February 26, 2023 at 10:42PM
(The Minnesota Star Tribune)

In the young adult novel "Beating Heart Baby," Lio Min weaves the worlds of anime and music into a coming-of-age story about queer teen love.

The novel centers around two Los Angeles boys who find a sense of belonging in their high school marching band. There's Santi, the artist and new kid who is navigating a world without his internet best friend. And Suwa, the prickly prodigy who is trans and working through a tumultuous relationship with his dad.

Both Asian boys are trying to find themselves when they find each other, and it is a shared history they didn't know they had that provides the biggest, sweetest reward for readers of this lush, page-turning debut. Along the way, the novel explores issues of grief, abandonment and emotional abuse with hope and tenderness.

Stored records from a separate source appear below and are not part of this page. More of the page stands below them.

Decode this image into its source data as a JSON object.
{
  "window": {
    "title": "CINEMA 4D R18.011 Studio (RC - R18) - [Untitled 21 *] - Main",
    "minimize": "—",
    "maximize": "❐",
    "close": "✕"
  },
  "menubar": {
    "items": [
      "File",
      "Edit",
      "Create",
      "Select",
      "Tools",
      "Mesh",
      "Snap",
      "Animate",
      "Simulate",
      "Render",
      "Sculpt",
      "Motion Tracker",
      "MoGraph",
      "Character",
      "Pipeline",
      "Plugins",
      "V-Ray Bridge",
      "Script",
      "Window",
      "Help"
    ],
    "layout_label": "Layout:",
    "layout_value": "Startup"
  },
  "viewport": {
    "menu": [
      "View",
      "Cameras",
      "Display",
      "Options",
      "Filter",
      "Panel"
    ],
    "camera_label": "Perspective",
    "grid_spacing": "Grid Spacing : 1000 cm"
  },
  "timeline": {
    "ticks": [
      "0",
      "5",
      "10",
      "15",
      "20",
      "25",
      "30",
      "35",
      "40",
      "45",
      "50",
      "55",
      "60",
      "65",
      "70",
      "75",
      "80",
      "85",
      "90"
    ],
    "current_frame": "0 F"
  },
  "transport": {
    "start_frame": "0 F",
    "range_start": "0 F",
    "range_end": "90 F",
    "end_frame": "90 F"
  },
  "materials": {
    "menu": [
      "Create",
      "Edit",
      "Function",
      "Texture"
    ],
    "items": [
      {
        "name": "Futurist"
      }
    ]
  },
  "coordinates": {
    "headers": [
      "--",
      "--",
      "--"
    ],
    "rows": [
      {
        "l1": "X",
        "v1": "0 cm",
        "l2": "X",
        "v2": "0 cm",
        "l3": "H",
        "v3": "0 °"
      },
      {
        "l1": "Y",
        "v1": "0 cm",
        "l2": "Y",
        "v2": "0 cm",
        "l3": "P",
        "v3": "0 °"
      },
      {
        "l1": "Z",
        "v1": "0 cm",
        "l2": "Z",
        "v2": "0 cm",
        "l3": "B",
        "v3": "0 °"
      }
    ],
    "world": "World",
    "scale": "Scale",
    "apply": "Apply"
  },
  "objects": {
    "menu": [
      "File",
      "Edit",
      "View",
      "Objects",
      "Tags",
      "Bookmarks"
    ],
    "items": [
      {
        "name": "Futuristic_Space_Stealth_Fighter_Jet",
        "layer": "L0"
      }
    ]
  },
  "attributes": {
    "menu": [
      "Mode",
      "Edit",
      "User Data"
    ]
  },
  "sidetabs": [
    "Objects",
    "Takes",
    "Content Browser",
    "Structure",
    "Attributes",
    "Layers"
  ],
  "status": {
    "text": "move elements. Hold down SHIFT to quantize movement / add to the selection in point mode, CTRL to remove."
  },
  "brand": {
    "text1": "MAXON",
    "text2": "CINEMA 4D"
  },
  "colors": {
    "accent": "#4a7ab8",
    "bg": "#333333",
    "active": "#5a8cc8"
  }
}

In the novel, which is set up as a record album, track numbers serving as chapters with an A-side and a B-side. Santi and Suwa find their places among the Sunshower marching band community, which, like the entire book, is filled with a diverse cast. There are trans, biracial and pansexual characters as well as Black female role models, like Santi's loving guardian, Aya.

Min, who uses the pronouns they and them, developed the characters and overall book as a novelization of shōnen anime — their second love, after music — but with an element of inclusivity that they felt has long been missing from the genre, which is marketed to adolescent males.

"Even fans of the shows will agree that girls are often ancillary to the story, their interiority is narrow and they're not treated as well as the boys," Min says. "I wanted to build an anime from the ground up and do it in a way that was correct to someone like me."

Beating Heart Baby

By: Lio Min.

Publisher: Flatiron, 352 pages, $18.99.